Erbitterte Kontroverse

Dennoch lähmte Haar in den vergangenen Monaten eine erbitterte Kontroverse. Wegen umstrittener Aushänge in den Wahllokalen musste auf Anordnung des Landratsamts sogar ein zweites Mal abgestimmt werden. Bereits im Juli verpasste das Bürgerbegehren mit 2521 Stimmen das Quorum (3048). Diesmal war das Ergebnis noch deutlicher und für die immer wieder auch emotional agierende Gruppierung "Mia san Haar" ein Denkzettel. Dass das Quorum nicht erreichen würde, war von vielen erwartet worden; aber nicht, dass viele Haarer die Mühen auf sich nehmen würden, ins Wahllokal zu gehen und mit "Nein" zu stimmen. Von 3689 abgegebenen gültigen Stimmen entfielen 2023 auf das Bürgerbegehren, 1666 Stimmen richteten sich gegen dessen Forderung.

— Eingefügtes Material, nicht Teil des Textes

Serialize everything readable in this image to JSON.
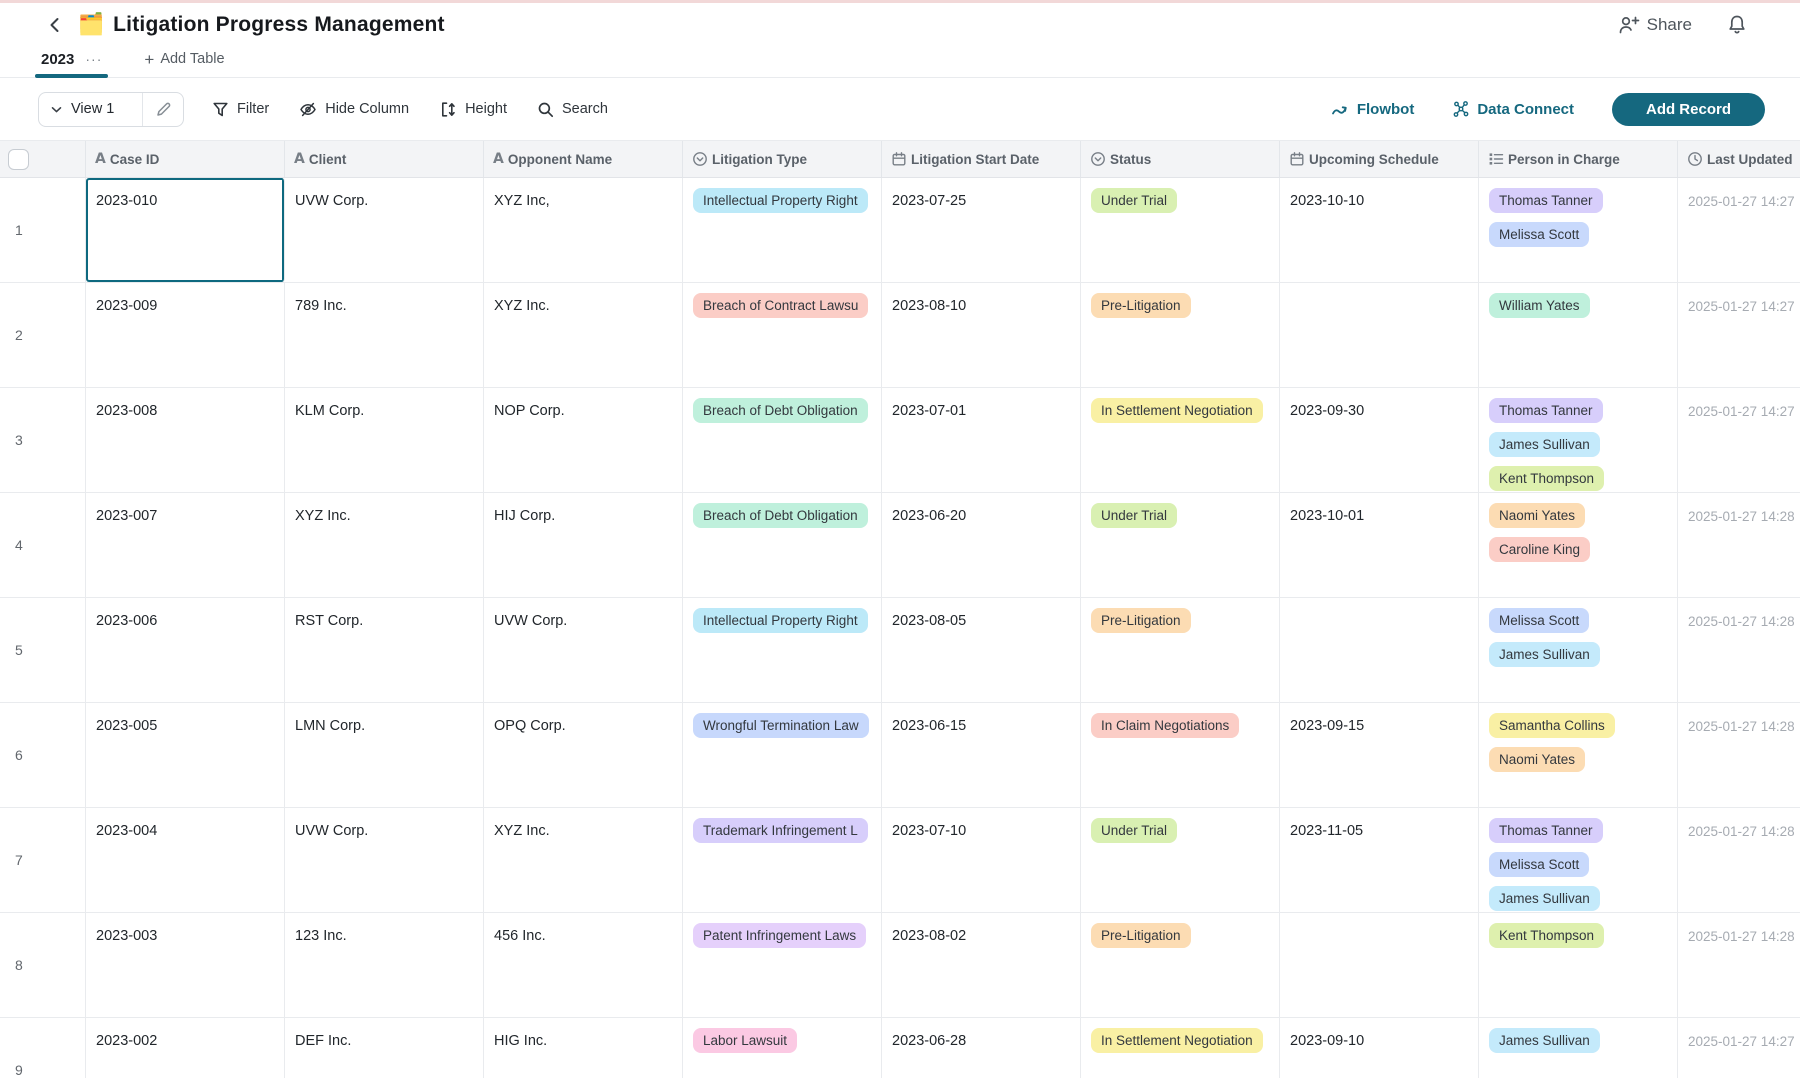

Bürgermeisterin Müller sagte in ihrer Sellungnahme, "mit emotionaler Stimmungsmache kann man in Haar keinen Blumentopf gewinnen". Das Resultat sei ein Auftrag an den Gemeinderat, sich über bauliche Fragen den Kopf zu zerbrechen und Entscheidungen zu treffen. Haar stehe für Vielfalt. Als bedauerlich bezeichnete es Müller, dass der "Gedanke der Bürgerbeteiligung" durch die Querelen "schweren Schaden" genommen habe.

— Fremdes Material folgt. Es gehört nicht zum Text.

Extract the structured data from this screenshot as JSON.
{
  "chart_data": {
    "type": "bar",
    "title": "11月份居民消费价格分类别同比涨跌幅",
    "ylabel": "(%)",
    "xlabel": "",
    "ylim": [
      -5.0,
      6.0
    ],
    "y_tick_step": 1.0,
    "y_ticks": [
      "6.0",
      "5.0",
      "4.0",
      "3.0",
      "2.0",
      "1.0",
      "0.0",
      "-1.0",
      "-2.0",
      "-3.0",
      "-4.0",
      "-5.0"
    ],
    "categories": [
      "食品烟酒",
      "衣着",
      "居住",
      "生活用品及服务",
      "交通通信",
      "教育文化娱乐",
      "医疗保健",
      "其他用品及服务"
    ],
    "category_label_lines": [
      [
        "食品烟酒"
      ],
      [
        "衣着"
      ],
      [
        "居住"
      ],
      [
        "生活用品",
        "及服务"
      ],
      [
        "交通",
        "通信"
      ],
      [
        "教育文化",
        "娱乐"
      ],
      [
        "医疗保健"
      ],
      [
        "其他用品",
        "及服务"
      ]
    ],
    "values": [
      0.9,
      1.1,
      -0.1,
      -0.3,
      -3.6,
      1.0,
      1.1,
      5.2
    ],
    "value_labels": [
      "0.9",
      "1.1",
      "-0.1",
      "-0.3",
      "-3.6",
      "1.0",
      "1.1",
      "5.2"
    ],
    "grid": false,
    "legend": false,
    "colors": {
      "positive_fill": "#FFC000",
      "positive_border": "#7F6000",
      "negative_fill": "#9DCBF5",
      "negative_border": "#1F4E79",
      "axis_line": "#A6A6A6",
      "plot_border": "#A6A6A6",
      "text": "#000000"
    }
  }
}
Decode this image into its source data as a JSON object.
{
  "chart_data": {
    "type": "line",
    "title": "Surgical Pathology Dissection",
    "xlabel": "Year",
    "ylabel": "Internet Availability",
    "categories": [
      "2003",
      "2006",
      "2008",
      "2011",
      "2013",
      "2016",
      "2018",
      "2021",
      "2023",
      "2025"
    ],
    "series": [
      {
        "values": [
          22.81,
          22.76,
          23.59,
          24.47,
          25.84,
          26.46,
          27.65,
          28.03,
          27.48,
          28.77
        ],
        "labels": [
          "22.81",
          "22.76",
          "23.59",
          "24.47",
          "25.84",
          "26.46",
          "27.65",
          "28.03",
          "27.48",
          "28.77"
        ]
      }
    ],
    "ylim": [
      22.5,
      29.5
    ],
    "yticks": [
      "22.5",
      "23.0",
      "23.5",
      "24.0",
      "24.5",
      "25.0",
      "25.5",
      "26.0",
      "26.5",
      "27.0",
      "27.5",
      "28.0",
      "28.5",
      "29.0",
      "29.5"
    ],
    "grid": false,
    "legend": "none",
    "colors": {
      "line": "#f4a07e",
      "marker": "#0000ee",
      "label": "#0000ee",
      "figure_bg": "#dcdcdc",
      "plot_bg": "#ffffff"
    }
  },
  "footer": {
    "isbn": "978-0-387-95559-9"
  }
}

Diesen Satz nahm BI-Vertreter Florian Polster am Sonntagabend im Rathausfoyer zum Anlass für den Zwischenruf, dass das nicht Schuld von "Mia san Haar" sei. Das Rathaus müsse sich die geringe Wahlbeteiligung - sie lag bei 24,2 Prozent - anschreiben lassen, weil es den Bürgern angeblich das Gefühl vermittelt habe, sowieso nichts bewegen zu können. "Unglaublich", rief jemand erbost dazwischen. Als CSU-Fraktionschef Dietrich Keymer die Bürgermeisterin dafür rügte, dass sie selbst an Stelle der zuständigen Abstimmungsleiterin das vorläufige Ergebnis des Bürgerentscheids verkündete, folgten weitere Unmutsäußerungen. Das Rathaus sei nicht in der Lage, Dinge sauber zu trennen, sagte Keymer.

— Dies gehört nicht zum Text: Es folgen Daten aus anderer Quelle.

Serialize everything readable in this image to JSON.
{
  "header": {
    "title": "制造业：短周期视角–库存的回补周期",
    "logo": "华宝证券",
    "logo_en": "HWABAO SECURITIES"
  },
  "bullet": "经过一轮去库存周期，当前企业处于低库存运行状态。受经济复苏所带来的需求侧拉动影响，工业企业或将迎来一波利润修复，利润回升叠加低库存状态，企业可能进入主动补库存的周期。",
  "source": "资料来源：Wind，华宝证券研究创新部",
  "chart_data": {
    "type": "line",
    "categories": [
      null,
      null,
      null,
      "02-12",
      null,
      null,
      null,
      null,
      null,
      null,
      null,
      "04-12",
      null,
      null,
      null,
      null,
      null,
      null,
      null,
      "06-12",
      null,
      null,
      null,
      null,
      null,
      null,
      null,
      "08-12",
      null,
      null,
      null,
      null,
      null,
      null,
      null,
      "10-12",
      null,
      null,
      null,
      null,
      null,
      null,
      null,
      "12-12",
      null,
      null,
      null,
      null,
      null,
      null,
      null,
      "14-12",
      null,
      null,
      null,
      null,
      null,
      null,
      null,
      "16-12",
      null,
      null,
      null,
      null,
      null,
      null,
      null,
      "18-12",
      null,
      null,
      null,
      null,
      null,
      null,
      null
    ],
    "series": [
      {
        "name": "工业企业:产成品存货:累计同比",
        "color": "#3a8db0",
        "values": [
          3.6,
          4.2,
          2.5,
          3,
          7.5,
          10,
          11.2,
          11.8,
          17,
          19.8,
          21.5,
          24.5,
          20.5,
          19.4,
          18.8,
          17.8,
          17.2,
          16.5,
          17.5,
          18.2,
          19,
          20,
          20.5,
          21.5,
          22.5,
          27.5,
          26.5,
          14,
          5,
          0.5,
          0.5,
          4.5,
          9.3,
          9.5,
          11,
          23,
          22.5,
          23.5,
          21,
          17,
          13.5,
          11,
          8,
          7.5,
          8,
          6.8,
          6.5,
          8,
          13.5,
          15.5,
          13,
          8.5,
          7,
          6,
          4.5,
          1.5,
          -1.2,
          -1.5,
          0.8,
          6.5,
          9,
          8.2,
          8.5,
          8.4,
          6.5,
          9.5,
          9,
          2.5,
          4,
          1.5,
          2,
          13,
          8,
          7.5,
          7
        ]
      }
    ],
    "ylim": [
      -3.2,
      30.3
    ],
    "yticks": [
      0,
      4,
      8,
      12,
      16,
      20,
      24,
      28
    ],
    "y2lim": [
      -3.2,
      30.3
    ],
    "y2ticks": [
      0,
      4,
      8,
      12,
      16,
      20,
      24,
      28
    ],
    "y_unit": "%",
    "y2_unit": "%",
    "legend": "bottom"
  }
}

Dieser kündigte an, die CSU werde, soweit geboten, weiter als kritische Stimme auftreten. "Wir gehen unseren geraden Kurs weiter." Der Vorsitzende der Freien Wählergemeinschaft, Ralf Schmoigl, sagte, er habe es eigentlich schon als "klares Ergebnis" angesehen, dass das Bürgerbegehren im Juli das Quorum verpasst gehabt habe. Mike Seckinger (Grüne) rief dazu auf, zu einem "konstruktiven Stil" im Gemeinderat zurückzukehren. Anstatt zu streiten, solle die Energie in die Lösung anstehender Probleme fließen.